Ready to encode.
Efficacy of the Compressor: The compression ratio (full size divided by compressed size) of any one compression is displayed in the output, and can range from .33 (for a single character) to 8 (for an infinitely-long repetition of a single character). This utility performs optimal character-wise compression - that is, for any set of randomly generated characters (even with different weights for each character), a Huffman Coding will perform maximal compression. However, for non-random strings of characters, a Huffman Coding will not perform maximal compression, and is thus only one part of modern text/binary compression algorithms.
Self-Containment: Technically speaking, a Huffman Coding is only a set of rules for compressing data. Likewise, it is possible to have encoded data without the coding itself, which can be useful in cases where all applicable data is relatively similar. This implementation, however, generates a new coding for each input, and the compressed output includes both the coding and the encoded data. This way, the output is entirely self-contained, and can be decompressed using this tool at any time, on any machine.
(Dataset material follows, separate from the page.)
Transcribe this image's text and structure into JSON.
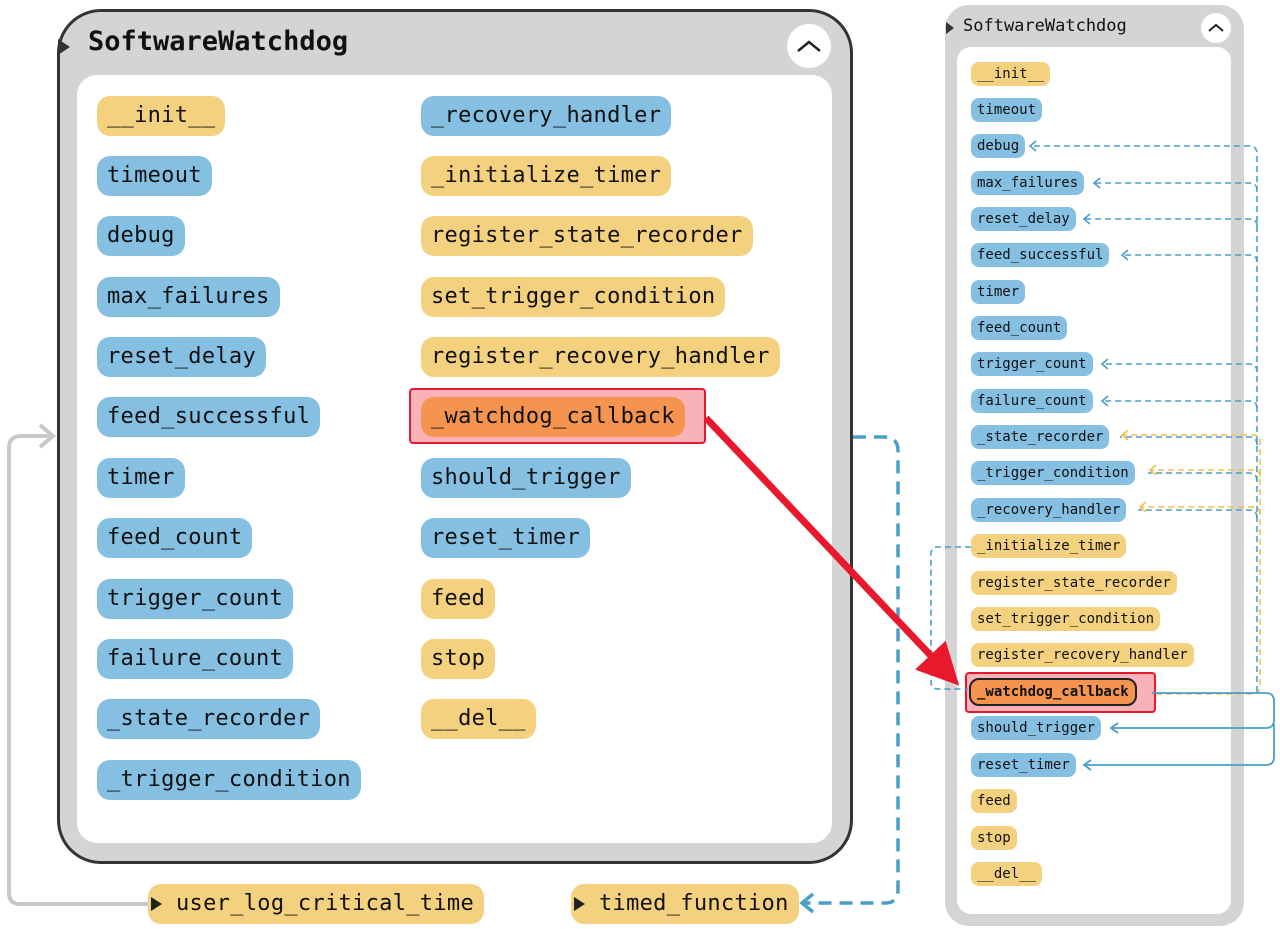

Encoding Protocol: To achieve the self-containment mentioned above, this utility has a protocol for returning the Huffman Coding and compressed data as a single binary string. This binary string starts with padding zeros (as necessary to fill out the output style), and then a one, which signals that the coding will begin on the next bit. At this point, the root node of the Huffman Tree is created, and a traversal (left to right) is begun there. Thereafter, if the next bit is a one, the next child becomes a leaf node which contains the next 8 bits (which are then skipped) as data; otherwise, it is a branch, and the traversal moves down to it until it is completed. Once the tree is complete, the code for any byte can be found by taking the path from the tree's root to the data's leaf (i.e. left right right) and making each 'left' a zero and each 'right' a one. From there, a dictionary describing the relationship between bytes and codes is created, and then used to encode the input bytes; this encoding is appended to the coding itself.